Clone a repo + start a new project

Go to the appex-10-[GITHUB USERNAME] repo, clone it, and start a new project in RStudio.

Example: Bootstrap Estimation with infer

NOTE: you may need to install the infer package. You may do so by typing install.packages("infer) in the Console.

library(tidyverse)
library(infer)

Data

The General Social Survey (GSS) gathers data on contemporary American society in order to understand and explain trends and constants in attitudes, behaviors, and attributes. Hundreds of trends have been tracked since 1972. In addition, since the GSS adopted questions from earlier surveys, trends can be followed for up to 70 years.

The GSS contains a standard core of demographic, behavioral, and attitudinal questions, plus topics of special interest. Among the topics covered are civil liberties, crime and violence, intergroup tolerance, morality, national spending priorities, psychological well-being, social mobility, and stress and traumatic events.

We will analyze data from the 2018 GSS, using to understand how much time US adults spend on email.

gss_email <- read_csv("data/gss_email_2018.csv") %>%
  slice(150:300)

We’ll use the variable email: the number of minutes the respondents spend on email weekly. We will begin by live-coding together, and then you must complete the remainder of the Application Exercise on your own!

LIVE CODE TOGETHER

We want to calculate a 95% confidence interval for the mean amount of time Americans spend on email weekly.

Set seed

Set a seed to control R’s random sampling process.

Bootstrap distribution

Calculate 95% confidence interval

Interpretation

YOUR TURN

We will use the infer package to calculate a 95% confidence interval for the median amount of time Americans spend on email weekly.

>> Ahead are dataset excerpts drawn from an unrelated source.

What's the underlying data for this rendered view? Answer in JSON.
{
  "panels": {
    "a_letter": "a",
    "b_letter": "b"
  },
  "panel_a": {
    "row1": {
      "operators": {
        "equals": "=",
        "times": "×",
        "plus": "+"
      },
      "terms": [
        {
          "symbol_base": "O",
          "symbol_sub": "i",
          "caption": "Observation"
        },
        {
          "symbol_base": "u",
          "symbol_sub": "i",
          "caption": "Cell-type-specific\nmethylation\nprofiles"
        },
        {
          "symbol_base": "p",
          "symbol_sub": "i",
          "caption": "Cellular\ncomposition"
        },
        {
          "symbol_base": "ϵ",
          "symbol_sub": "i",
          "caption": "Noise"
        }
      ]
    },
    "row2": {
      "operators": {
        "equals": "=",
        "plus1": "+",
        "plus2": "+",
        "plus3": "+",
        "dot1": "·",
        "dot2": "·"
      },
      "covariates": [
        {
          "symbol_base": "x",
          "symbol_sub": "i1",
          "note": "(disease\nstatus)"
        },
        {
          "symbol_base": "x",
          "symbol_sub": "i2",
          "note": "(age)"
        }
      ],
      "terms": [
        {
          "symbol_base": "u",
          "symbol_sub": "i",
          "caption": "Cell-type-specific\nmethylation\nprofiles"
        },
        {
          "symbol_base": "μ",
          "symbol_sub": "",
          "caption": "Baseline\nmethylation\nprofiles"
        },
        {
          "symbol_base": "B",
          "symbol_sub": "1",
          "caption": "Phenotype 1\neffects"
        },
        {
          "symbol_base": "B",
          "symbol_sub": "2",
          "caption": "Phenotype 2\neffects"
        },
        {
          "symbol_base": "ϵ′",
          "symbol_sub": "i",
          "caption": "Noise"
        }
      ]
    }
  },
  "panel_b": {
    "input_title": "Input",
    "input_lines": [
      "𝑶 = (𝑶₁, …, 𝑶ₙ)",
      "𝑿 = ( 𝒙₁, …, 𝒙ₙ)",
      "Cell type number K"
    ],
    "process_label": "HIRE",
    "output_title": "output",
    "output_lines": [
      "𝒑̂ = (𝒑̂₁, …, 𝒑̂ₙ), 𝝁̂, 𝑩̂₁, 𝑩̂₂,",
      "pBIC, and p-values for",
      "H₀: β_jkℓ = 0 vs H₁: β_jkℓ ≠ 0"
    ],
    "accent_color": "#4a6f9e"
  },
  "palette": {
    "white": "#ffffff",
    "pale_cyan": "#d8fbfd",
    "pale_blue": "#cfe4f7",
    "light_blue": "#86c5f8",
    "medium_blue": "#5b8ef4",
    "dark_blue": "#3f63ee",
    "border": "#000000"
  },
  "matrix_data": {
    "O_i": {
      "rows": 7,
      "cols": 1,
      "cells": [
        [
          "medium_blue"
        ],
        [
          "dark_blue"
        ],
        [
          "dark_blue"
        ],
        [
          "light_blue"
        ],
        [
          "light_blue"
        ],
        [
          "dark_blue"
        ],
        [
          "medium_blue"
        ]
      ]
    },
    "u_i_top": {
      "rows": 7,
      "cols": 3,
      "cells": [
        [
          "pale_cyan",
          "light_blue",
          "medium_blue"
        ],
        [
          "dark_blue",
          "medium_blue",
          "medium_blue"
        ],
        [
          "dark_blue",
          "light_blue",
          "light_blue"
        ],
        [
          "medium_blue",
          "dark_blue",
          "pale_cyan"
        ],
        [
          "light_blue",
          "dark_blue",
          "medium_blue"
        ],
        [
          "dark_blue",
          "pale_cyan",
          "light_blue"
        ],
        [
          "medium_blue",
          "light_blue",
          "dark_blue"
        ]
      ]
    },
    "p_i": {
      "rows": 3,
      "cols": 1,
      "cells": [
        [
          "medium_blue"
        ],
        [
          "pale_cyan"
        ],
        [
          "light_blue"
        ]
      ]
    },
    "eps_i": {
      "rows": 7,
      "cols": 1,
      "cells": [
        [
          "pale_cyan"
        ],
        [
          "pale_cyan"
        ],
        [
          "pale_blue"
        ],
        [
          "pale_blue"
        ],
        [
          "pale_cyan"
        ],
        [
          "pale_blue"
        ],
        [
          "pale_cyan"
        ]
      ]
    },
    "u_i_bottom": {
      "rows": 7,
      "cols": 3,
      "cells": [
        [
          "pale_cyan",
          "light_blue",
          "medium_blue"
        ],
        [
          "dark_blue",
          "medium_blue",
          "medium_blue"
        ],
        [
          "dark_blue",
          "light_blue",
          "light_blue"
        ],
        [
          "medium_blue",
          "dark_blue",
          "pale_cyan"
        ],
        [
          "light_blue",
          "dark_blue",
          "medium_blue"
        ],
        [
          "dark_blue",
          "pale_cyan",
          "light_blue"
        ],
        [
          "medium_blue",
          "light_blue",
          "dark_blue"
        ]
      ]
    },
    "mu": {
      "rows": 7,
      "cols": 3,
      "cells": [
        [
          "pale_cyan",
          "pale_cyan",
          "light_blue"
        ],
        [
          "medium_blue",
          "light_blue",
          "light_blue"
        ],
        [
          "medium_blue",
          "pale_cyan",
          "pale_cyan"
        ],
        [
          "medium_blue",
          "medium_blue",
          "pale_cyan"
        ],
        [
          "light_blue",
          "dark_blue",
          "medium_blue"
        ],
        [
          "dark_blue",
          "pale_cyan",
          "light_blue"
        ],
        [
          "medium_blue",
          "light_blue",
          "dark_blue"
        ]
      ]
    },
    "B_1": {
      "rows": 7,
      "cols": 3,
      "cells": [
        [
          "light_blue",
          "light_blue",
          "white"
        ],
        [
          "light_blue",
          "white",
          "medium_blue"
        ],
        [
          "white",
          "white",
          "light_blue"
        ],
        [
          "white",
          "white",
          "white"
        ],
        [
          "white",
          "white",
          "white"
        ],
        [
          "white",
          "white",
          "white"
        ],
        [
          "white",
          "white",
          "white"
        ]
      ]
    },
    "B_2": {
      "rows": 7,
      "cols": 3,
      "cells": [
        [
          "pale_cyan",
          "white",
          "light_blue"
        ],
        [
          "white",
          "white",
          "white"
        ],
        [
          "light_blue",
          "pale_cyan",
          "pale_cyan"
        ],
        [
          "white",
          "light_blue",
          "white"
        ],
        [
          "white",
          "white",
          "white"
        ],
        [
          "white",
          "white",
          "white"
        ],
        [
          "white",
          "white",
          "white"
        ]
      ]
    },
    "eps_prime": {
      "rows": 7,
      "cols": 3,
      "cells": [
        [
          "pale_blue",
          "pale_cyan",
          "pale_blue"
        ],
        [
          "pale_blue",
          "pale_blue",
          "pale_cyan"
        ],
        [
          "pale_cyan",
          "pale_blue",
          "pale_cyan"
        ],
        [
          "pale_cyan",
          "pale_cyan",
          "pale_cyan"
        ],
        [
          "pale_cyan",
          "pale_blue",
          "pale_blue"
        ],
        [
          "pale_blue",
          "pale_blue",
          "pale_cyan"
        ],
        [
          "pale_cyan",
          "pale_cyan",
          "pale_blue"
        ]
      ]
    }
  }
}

We start by setting a seed. We’ll use 1234 to set our seed today but you can use any value you want on assignments.

set.seed(1234)

Creating the data frame

Un-comment the lines and fill in the blanks to create a data frame containing the bootstrapped data - sample medians in our case.

boot_dist <- gss_email #%>% 

Glimpse the data frame of the bootstrapped data.

### Glimpse the bootstrapped data frame

Find the confidence interval

Fill in the blanks to construct the 95% bootstrap confidence interval for the median amount of time Americans spend on email weekly.

Interpret the interval

Write the interpretation for the interval calculated above.